Mais cette grave lacune se voit corrigée avec brio par le travail du chef cuisinier Manuel Kak'wa Kurtness et son livre PachaMama, bel hommage moderne à l'égard de la Terre-mère.
Cet homme d'une vivacité d'esprit et d'une curiosité peu communes membre de la nation innue de Mashteuiatsh se passionne pour une foule de choses: les communications, le plein air, les différentes cultures autochtones, les arts visuels (il est lui-même un des artistes visuels d'origine amérindienne parmi les plus connus en Amérique du Nord).
Mais c'est encore la cuisine qui le fait vibrer le plus. Il l'enseigne à la polyvalente de Pointe-Bleue pour donner aux jeunes Innus la fierté de leurs racines et le goût de se l'approprier.

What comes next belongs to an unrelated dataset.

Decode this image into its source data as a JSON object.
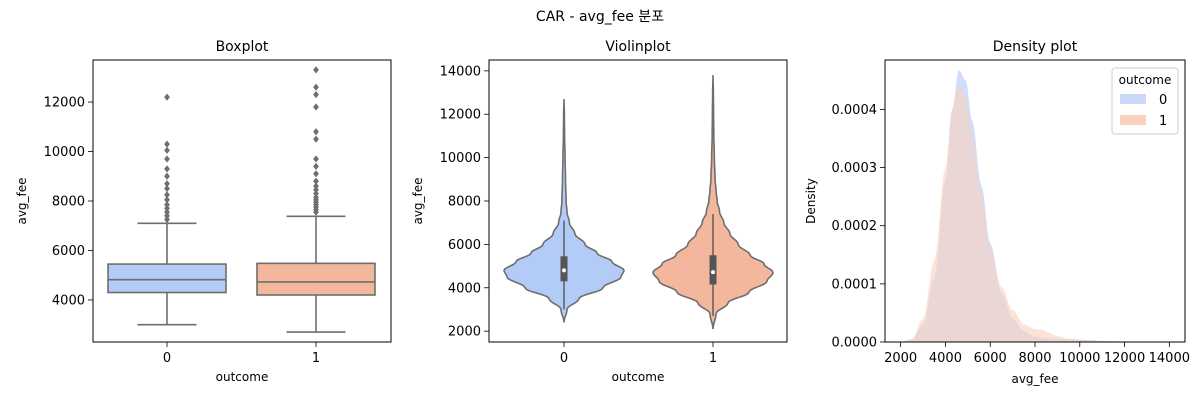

Rien de ce qui est comestible ne saurait lui être étranger. «La cuisine demeure l'outil idéal pour connaître l'héritage d'un peuple, son histoire et pour entrevoir son avenir, précise-t-il.
C'est une forme d'expression artistique et un outil idéal de communication entre peuples qui va au-delà des différences.» Manuel Kak'wa Kurtness est donc en mission : transmettre l'héritage de ses ancêtres, tout en actualisant cet héritage par des créations audacieuses. Lui qui a fait son cours de cuisinier professionnel à Fierbourg, il tient à inscrire cette cuisine dans un courant moderne, pas l'ancrer dans un passé folklorique et figé.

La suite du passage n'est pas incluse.